In November I attended another wine tasting lead by Şarap Atölyesi’s Murat Mumcuoğlu at the Historic Pano Wine House in Istanbul. We tasted eight wines all by winemakers Paşaeli and Selendi; one of which was the 2015 Sarnıç Viognier Chardonnay by Selendi.

Selendi is one of Turkey’s Aegean wineries located in the Akhisar district of Manisa (outside Izmir). The name of this wine, Sarnıç, is actually the name of the specific vineyard. It is not uncommon for winemakers here to name wines after the villages where the vineyards are.

Selendi has three vineyards in Sarnıç (Sarnıç  I – III). It’s in Sarnıç III where they have grown their Viognier and Chardonnay grapes since 2009. While located very near the sea, Sarnıç is not as hot as the surrounding areas. At 850 meters above sea level it is home to a microclimate that makes it cooler than its surrounds thereby providing a longer growing season and more time for the grapes to ripen.

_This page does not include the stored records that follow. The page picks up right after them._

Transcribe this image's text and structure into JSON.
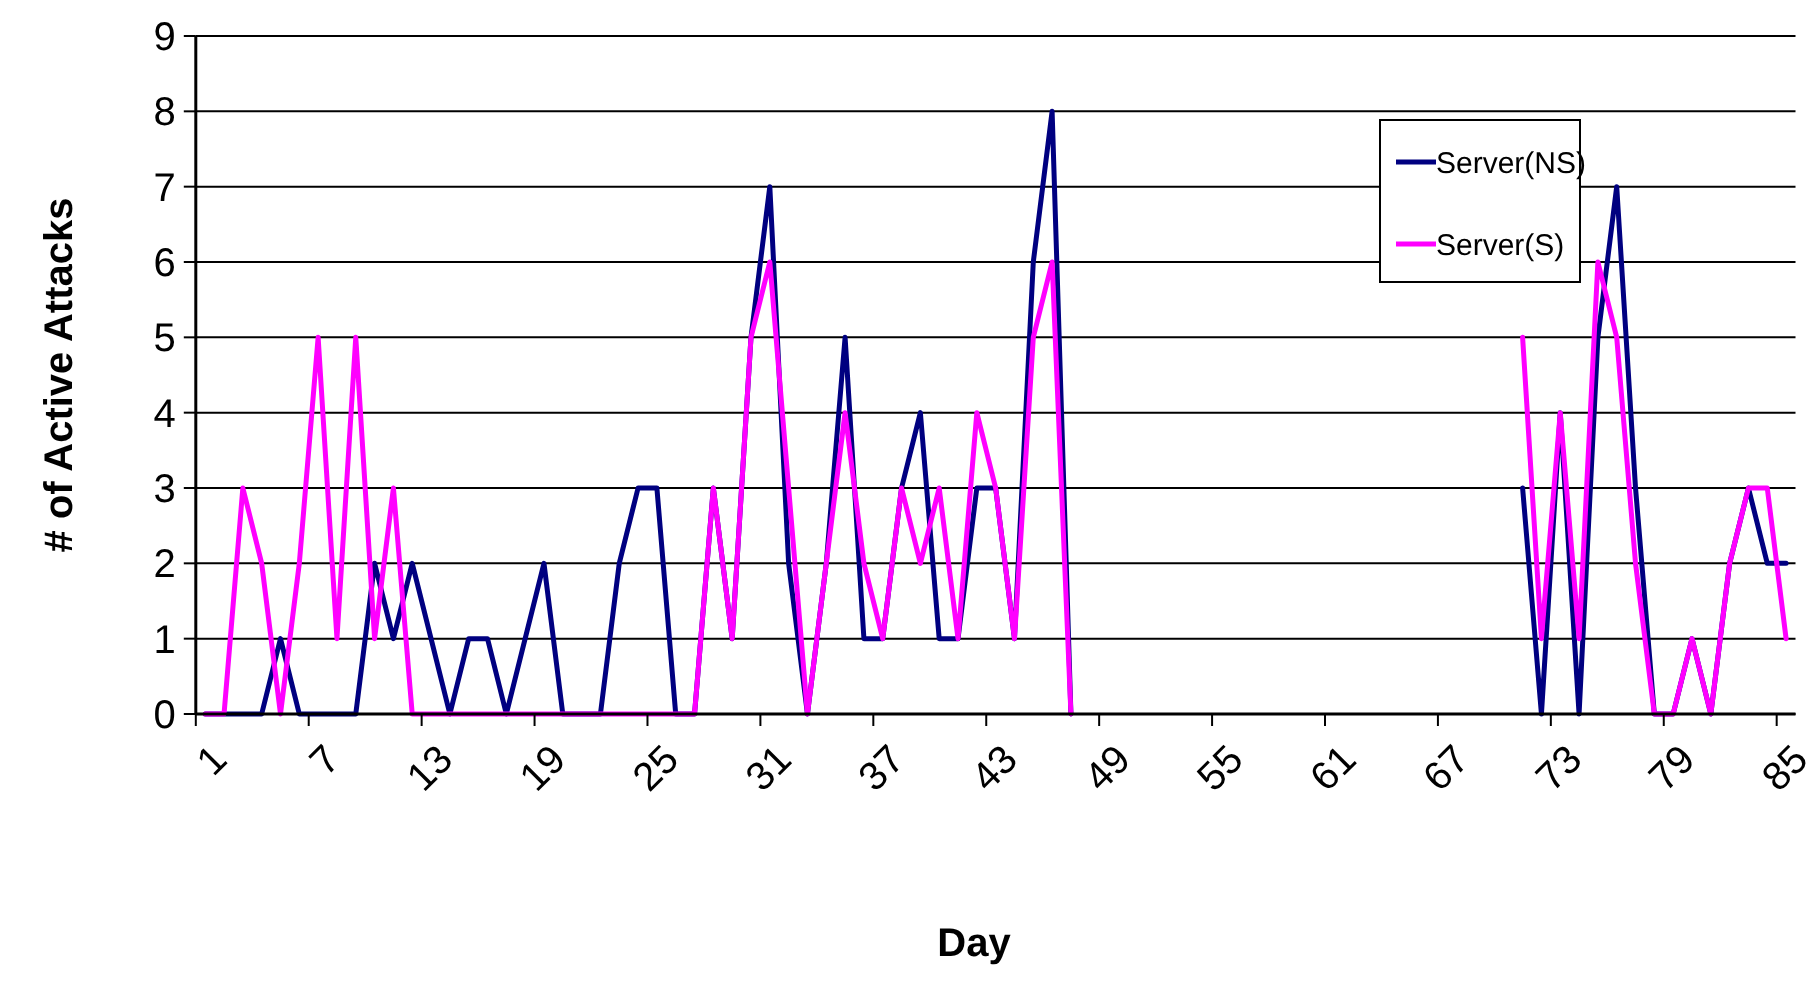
{
  "chart_data": {
    "type": "line",
    "xlabel": "Day",
    "ylabel": "# of Active Attacks",
    "categories": [
      "1",
      null,
      null,
      null,
      null,
      null,
      "7",
      null,
      null,
      null,
      null,
      null,
      "13",
      null,
      null,
      null,
      null,
      null,
      "19",
      null,
      null,
      null,
      null,
      null,
      "25",
      null,
      null,
      null,
      null,
      null,
      "31",
      null,
      null,
      null,
      null,
      null,
      "37",
      null,
      null,
      null,
      null,
      null,
      "43",
      null,
      null,
      null,
      null,
      null,
      "49",
      null,
      null,
      null,
      null,
      null,
      "55",
      null,
      null,
      null,
      null,
      null,
      "61",
      null,
      null,
      null,
      null,
      null,
      "67",
      null,
      null,
      null,
      null,
      null,
      "73",
      null,
      null,
      null,
      null,
      null,
      "79",
      null,
      null,
      null,
      null,
      null,
      "85"
    ],
    "series": [
      {
        "name": "Server(NS)",
        "color": "#000080",
        "values": [
          0,
          0,
          0,
          0,
          1,
          0,
          0,
          0,
          0,
          2,
          1,
          2,
          1,
          0,
          1,
          1,
          0,
          1,
          2,
          0,
          0,
          0,
          2,
          3,
          3,
          0,
          0,
          3,
          1,
          5,
          7,
          2,
          0,
          2,
          5,
          1,
          1,
          3,
          4,
          1,
          1,
          3,
          3,
          1,
          6,
          8,
          0,
          null,
          null,
          null,
          null,
          null,
          null,
          null,
          null,
          null,
          null,
          null,
          null,
          null,
          null,
          null,
          null,
          null,
          null,
          null,
          null,
          null,
          null,
          null,
          3,
          0,
          4,
          0,
          5,
          7,
          3,
          0,
          0,
          1,
          0,
          2,
          3,
          2,
          2
        ]
      },
      {
        "name": "Server(S)",
        "color": "#ff00ff",
        "values": [
          0,
          0,
          3,
          2,
          0,
          2,
          5,
          1,
          5,
          1,
          3,
          0,
          0,
          0,
          0,
          0,
          0,
          0,
          0,
          0,
          0,
          0,
          0,
          0,
          0,
          0,
          0,
          3,
          1,
          5,
          6,
          3,
          0,
          2,
          4,
          2,
          1,
          3,
          2,
          3,
          1,
          4,
          3,
          1,
          5,
          6,
          0,
          null,
          null,
          null,
          null,
          null,
          null,
          null,
          null,
          null,
          null,
          null,
          null,
          null,
          null,
          null,
          null,
          null,
          null,
          null,
          null,
          null,
          null,
          null,
          5,
          1,
          4,
          1,
          6,
          5,
          2,
          0,
          0,
          1,
          0,
          2,
          3,
          3,
          1
        ]
      }
    ],
    "ylim": [
      0,
      9
    ],
    "yticks": [
      0,
      1,
      2,
      3,
      4,
      5,
      6,
      7,
      8,
      9
    ],
    "grid": "y",
    "legend": "top right",
    "marker": "none",
    "line_style": "solid"
  }
}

Sarnıç Viognier Chardonnay

Photo by: Vivino

Tasting notes 2015 Sarnıç Viognier Chardonnay:

The Sarnıç Viognier Chardonnay is a blend of 60% Viognier and 40% Chardonnay. The paleness of color speaks to the only small amount of time the wine was oaked leaving the fruit to largely speak for itself. True to its Viognier (better) half it was very aromatic with a lot of fruity and floral notes like citrus, pineapple, and vanilla.

On the palate it’s clean and round with zesty acid and bursting with citrus and vanilla. There’s also a hint of creaminess in the mouthfeel which keeps the higher acid from being too overwhelming.

Chamlija Kalecik Karası 2015

My visit last year to Chamlija’s tasting restaurant near Kırklareli in Turkey’s Thracian wine region was more of a “flying” visit than anything else. However while there I discovered that Chamlija has a much larger range of wines that I was seeing in Istanbul; including the Chamlija Kalecik Karası. 

Since my visit last summer more and more Chamlija wines are easily available in Istanbul. La Cave in Cihangir has an entire wall section for their stock now. And I believe that the Chamlija Kalecik Karası is one of them.

Chamlija Kalecik Karası

Tasting notes 2015 Chamlija Kalecik Karası:

Chamlija’s Kalecik Karası was treated with French oak for six months and will age well for about 10 years. While the oak treatment was not extensive, it really heightened the inherent aromas of the grape. The nose was really quite lovely-black cherry, forest fruits, and chocolate.

On the palate the Chamlija Kalecik Karası showed a lot of earthiness which I didn’t expect at all. My experience with this grape previously has been more of the light weight and bright fruits variety. At 13.5% abv this had a solid, medium body with light tannins. And while it didn’t have much in the way of a finish, the flavors of mulberry, blackberry, and chocolate were quite lovely.

This would probably go really well with tomato-based foods. For whatever reason that I don’t understand, high acid wines want high acid food so tomato-based sauces and pizza would pair really well this!